Joint leader McDowell said on Twitter: "Golf course a mess here in Scotland. There has been a landslide on one of the holes and all sorts."

Scotland's Colin Montgomerie needs a top-five finish in the competition in order to qualify for The Open, something he has managed every year since 1989.

"This is extreme, incredible, just freak conditions, end of the world stuff," he said.

"I've been 21 years without a break at The Open. It's a proud record and I don't want that record to break, but I'm running out of time now, especially with only a three-round event."

The 48-year-old currrently lies in joint 25th place at six under par, five strokes adrift of the leaders.

"They are having a big, big laugh - I would be if I was one of them," he added.

It is the first time the tournament has been played at Castle Stuart after it was moved from Loch Lomond.

Tournament director Peter Adams told BBC Scotland on Saturday morning: "We've had an enormous amount of rain overnight.

"It seems to be very isolated. Unfortunately, Castle Stuart seems to have had the worst of it.

"The forecast for this afternoon is for more rain and unfortunately for more thunderstorms, so it's a difficult period we are going through.

"We would've thought we would never be suspended due to rain here - it's just an uncharacteristically large amount.

"We do have the option to continue into Monday - we certainly have the golf course available to use.

"At the moment, it's too early to say what we would do. We are just assessing, as time goes on, our options.

"One of the great advantages we've got is that you could almost play here from five or six in the morning right through until 10 o'clock at night - that's a big advantage to us."

A bumper crowd had been expected over the weekend to see not only five of the world's top nine but also two home players at the top of the leaderboard and Colin Montgomerie - like Jamieson and many others - trying to earn a last-gasp spot in The Open.
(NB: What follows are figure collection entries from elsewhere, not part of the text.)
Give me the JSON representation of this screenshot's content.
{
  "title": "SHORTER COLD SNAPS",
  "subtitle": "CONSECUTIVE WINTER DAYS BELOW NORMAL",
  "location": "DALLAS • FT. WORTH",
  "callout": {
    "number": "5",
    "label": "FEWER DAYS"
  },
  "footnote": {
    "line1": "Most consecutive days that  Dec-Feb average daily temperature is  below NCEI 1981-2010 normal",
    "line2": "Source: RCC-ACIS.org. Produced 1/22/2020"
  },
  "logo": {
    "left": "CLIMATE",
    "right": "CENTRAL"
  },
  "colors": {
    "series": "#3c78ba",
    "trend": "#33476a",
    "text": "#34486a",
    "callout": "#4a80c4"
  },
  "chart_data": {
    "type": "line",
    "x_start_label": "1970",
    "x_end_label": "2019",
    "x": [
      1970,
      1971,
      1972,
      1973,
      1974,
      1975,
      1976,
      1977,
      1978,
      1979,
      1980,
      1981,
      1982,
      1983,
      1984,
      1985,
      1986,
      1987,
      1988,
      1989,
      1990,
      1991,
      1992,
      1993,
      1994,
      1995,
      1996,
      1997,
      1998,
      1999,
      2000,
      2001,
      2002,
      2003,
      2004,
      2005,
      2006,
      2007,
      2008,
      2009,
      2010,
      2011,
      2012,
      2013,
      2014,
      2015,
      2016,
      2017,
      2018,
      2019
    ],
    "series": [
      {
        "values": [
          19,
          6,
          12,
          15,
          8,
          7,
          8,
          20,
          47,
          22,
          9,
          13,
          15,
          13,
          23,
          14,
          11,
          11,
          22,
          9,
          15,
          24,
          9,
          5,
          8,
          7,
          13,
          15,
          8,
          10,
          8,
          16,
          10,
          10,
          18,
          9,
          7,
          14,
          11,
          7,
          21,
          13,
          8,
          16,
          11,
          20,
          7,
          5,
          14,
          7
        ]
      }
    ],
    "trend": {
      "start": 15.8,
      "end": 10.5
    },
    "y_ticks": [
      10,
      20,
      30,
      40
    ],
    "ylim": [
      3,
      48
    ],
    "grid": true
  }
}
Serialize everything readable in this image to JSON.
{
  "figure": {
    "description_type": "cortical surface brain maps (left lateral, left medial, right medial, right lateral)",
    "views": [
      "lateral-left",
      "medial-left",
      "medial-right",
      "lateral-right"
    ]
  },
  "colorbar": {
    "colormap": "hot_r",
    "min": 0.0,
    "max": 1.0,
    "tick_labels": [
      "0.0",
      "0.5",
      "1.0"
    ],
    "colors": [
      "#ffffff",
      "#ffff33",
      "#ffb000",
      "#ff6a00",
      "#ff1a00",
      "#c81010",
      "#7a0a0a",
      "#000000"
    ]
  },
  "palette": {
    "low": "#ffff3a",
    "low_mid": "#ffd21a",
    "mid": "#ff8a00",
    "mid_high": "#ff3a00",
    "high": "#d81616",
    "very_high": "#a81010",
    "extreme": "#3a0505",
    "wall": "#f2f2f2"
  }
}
That was going to the leading non-exempt player providing he finished in the top five.

Northern Ireland's McDowell, who won the event in 2008 at Loch Lomond, and Scottish pair Whiteford and Jamieson are unlikely to see play on Saturday, with organisers concentrating on completing the second rounds of 78 golfers.

Among those are the world's top two, Englishmen Luke Donald and Lee Westwood, who were both lying at seven under when play was called off for the day on Friday, having nine and seven holes respectively to complete.

Eight players who have little chance of surviving the cut withdrew from the tournament.